Spontaneous activity is a ubiquitous feature of neural dynamics in the brain, but has no counterpart in artificial information processing machines. It has been suggested that spontaneous activity is not mere noise, but plays active roles in cortical information processing. In my talk, I first present a class of recurrent neural network models that well replicate various statistical features of spontaneous neuronal activity in the hippocampus and neocortex.
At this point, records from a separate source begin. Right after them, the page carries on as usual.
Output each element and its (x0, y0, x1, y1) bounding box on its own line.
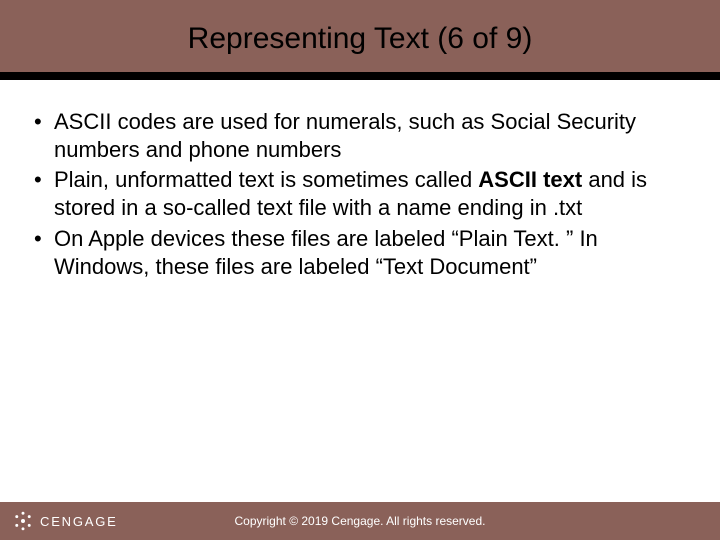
footer-bar: CENGAGE Copyright © 2019 Cengage. All ri… (0, 502, 720, 540)
cengage-logo-icon (12, 510, 34, 532)
brand: CENGAGE (12, 510, 118, 532)
bullet-text-bold: ASCII text (478, 167, 582, 192)
bullet-item: Plain, unformatted text is sometimes cal… (28, 166, 692, 222)
bullet-text: On Apple devices these files are labeled… (54, 226, 598, 279)
slide: Representing Text (6 of 9) ASCII codes a… (0, 0, 720, 540)
content-area: ASCII codes are used for numerals, such … (0, 80, 720, 502)
brand-name: CENGAGE (40, 514, 118, 529)
title-underline (0, 72, 720, 80)
bullet-list: ASCII codes are used for numerals, such … (28, 108, 692, 281)
bullet-item: ASCII codes are used for numerals, such … (28, 108, 692, 164)
bullet-text: Plain, unformatted text is sometimes cal… (54, 167, 478, 192)
bullet-text: ASCII codes are used for numerals, such … (54, 109, 636, 162)
title-band: Representing Text (6 of 9) (0, 0, 720, 78)
copyright-text: Copyright © 2019 Cengage. All rights res… (235, 514, 486, 528)
slide-title: Representing Text (6 of 9) (188, 22, 533, 56)
bullet-item: On Apple devices these files are labeled… (28, 225, 692, 281)
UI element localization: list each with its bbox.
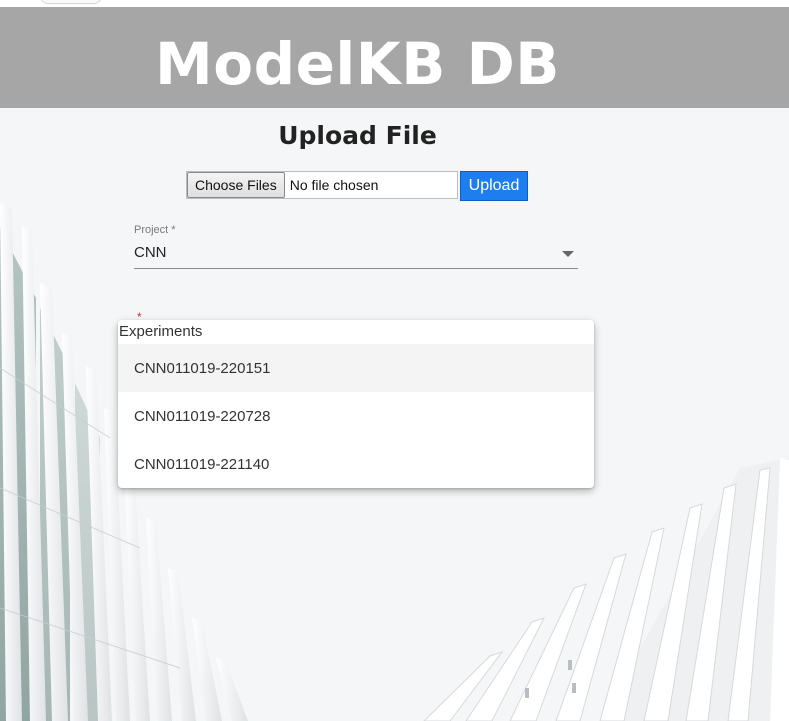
file-status-text: No file chosen: [289, 177, 379, 193]
experiment-option[interactable]: CNN011019-220151: [118, 344, 594, 392]
browser-tab-edge: [40, 0, 102, 4]
header-banner: ModelKB DB: [0, 7, 789, 108]
browser-top-strip: [0, 0, 789, 7]
project-selected-value: CNN: [134, 244, 167, 261]
experiment-option[interactable]: CNN011019-220728: [118, 392, 594, 440]
file-upload-row: Choose Files No file chosen Upload: [186, 171, 528, 201]
dropdown-arrow-icon[interactable]: [562, 251, 574, 257]
choose-files-button[interactable]: Choose Files: [187, 172, 285, 198]
upload-file-heading: Upload File: [278, 121, 437, 150]
experiments-menu-header: Experiments: [119, 323, 203, 340]
app-title: ModelKB DB: [155, 30, 560, 98]
project-label: Project *: [134, 224, 176, 236]
experiment-option[interactable]: CNN011019-221140: [118, 440, 594, 488]
project-select[interactable]: Project * CNN: [134, 224, 578, 270]
project-select-underline: [134, 268, 578, 269]
experiments-dropdown-menu: Experiments CNN011019-220151 CNN011019-2…: [118, 320, 594, 488]
upload-button[interactable]: Upload: [460, 171, 528, 201]
file-input[interactable]: Choose Files No file chosen: [186, 171, 458, 199]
A key element of these models is long-tailed, typically lognormal, EPSP distributions that were found in both neocortex and hippocampus. These models predict that irregular firing in spontaneous active states is constituted of vast many spike sequences propagating stochastically through local cortical circuits. In the second part, I will use this feature of spontaneous activity to model “preplay” events found in the hippocampus of rodents performing a spatial navigation task. Preplay is a phenomenon in which spontaneous sequences are turned into place-cell sequences during spatial navigation, though some controversial argument exists. Preplay is conceptually intriguing because it suggests that the innate structure of cortical circuits is useful for information coding. Our model suggests that the dendrites of pyramidal cells perform canonical correlation analysis between distal dendritic inputs and proximal dendritic inputs to robustly associate internally driven activity sequences with sensory sequences.
Biography
Dr. Tomoki Fukai is the team leader of the Laboratory for Neural Circuit Theory at Riken Brain Science Institute.